And then for the first time in its history, the House of Commons rose and sang the National Anthem.
There was no division that night. The Prime Minister formally put the motion for the voting of such credit as might be necessary to meet the expenses of the war, and when the Speaker put the question, Ay or Nay, every member stood up bareheaded, and a deep-voiced, thunderous "Ay" told the leagued nations of Europe that Britain had accepted their challenge.
CHAPTER VII
CAUGHT!
The events of that memorable night formed a most emphatic contradiction to the prophecy in Macaulay's "Armada":
"Such night in England ne'er had been, nor e'er again shall be."

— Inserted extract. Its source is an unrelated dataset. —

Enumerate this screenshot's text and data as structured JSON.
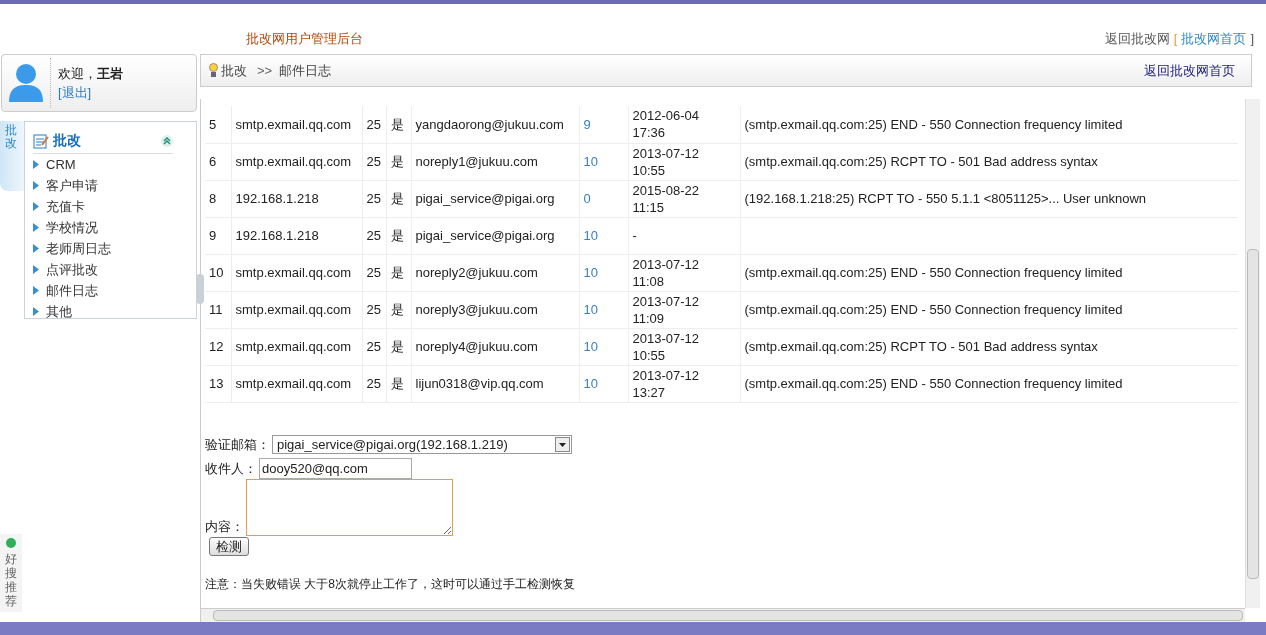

The speeches in the House of Commons and in the House of Peers were being printed even as they were spoken; hundreds of printing-presses were grinding out millions of copies of newspapers. Thousands of newsboys were running along the pavements, or with great bags of new editions slung on their shoulders tearing through the traffic on bicycles; but all the speeches in the two Houses of Parliament, all the reports and hurriedly-written leaders in the papers just represented to the popular mind one word, and that word was war.
It was true that for over a hundred years no year had passed in which the British Empire had not been engaged in a war of some kind, but they were wars waged somewhere in the outlands of the earth. To the stop-at-home man in the street they were rather more matters of latitude and longitude than battle, murder, and sudden death. The South African War, and even the terrible struggle between Russia and Japan, were already memories drifting out of sight in the rush of the headlong current of twentieth-century life.